My working: $$s2= x^2 + y^2 + 3x + 7y +2p – 5= 0$$ and $$s1=x^2 + y^2 +2x + 2y – p^2 = 0$$ Equation of required circle is $S1+kS2=0$ (family of circles) Putting (1,1), I got $$k= \frac{2p+7}{p^2-6}.$$
Therefore, p is not equal to +/- root 6, i.e. excepting two values of p.
However, by using another method, I'm getting a different answer. $$s2=x^2 + y^2 + 3x + 7y +2p – 5$$ and $$s1=x^2 + y^2 +2x + 2y – p^2 = 0$$ Equation of $PQ= S1-S2.$
Equation of line$ L(PQ)=x+5y+p^2+2p-5.$ Required equation= $S1+ kL=0.$
$$ k= \frac{-2p-7}{(p+1)^2}.$$ Therefore, p is not equal to -1, i.e. excepting one value of p.
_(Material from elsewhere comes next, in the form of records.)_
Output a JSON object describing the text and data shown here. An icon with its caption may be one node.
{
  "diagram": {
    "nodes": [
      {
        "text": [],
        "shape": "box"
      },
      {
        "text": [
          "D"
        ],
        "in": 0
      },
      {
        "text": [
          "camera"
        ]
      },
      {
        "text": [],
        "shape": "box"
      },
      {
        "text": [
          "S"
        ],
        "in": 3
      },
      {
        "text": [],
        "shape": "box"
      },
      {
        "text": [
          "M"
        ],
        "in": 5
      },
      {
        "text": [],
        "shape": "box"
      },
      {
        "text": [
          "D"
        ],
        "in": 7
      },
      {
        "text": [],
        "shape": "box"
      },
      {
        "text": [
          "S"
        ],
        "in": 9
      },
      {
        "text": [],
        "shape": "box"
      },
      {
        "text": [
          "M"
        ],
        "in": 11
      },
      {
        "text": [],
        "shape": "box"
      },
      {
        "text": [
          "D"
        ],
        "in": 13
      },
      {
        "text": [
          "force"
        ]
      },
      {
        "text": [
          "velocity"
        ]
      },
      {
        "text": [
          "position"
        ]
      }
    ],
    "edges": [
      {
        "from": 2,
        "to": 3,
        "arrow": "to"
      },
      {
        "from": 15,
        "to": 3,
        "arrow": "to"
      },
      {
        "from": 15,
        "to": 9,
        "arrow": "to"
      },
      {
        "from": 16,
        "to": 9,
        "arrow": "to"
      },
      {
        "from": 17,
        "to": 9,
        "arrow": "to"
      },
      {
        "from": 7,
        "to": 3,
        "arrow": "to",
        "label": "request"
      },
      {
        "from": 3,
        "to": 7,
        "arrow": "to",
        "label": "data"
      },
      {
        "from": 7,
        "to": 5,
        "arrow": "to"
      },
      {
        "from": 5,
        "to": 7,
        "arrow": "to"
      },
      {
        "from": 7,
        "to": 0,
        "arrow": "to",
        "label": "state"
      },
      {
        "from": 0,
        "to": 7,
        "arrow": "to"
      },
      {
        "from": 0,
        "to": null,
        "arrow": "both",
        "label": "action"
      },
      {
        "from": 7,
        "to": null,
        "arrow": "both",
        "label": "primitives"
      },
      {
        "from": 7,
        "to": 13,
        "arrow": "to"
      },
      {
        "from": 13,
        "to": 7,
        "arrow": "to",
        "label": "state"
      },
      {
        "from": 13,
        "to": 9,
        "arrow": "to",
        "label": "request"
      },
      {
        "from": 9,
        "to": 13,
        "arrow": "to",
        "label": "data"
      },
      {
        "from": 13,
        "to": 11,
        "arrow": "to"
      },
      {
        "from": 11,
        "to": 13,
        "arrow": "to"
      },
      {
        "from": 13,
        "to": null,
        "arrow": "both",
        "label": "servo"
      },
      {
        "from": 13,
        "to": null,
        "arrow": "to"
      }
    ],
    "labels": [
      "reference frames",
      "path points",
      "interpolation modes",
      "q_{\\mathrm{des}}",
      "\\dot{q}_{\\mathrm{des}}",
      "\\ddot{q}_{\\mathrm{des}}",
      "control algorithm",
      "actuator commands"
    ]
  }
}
The discrepancy arises from the way that you’ve parameterized the family of circles in your first approach. There’s no value of $k$ for which the combination $S_1+kS_2$ produces $S_2$ itself, which is fine as long as $S_2$ doesn’t pass through $(1,1)$, but it in fact does so when $p=\pm\sqrt6$. That’s the true significance of the values of $p$ that you found there.
You might try the combination $kS_1+S_2$ instead, but that suffers from the same problem: $S_1$ passes through $(1,1)$ when $p=-7/2$. You need to use the affine combination $(1-k)S_1+kS_2$ to capture all of the possibilities. This is in fact the same as your second method: $S_1+kL = S_1+k(S_2-S_1)=(1-k)S_1+kS_2$. (Contrary to what you wrote, you actually used $S_2-S_1$, not $S_1-S_2$.) Note that this set of affine combination doesn’t include $S_1-S_2$, but that’s a line, so we’re not interested in it.
It’s worth examining the case $p=-1$ to see why it’s special. For that value of $p$, the radical axis $L$ has the equation $x+5y=6$, which means that it passes through $(1,1)$. There is a linear combination of the two circles that passes through $(1,1)$, but it’s not a circle (unless you consider the line to be a circle with infinite radius).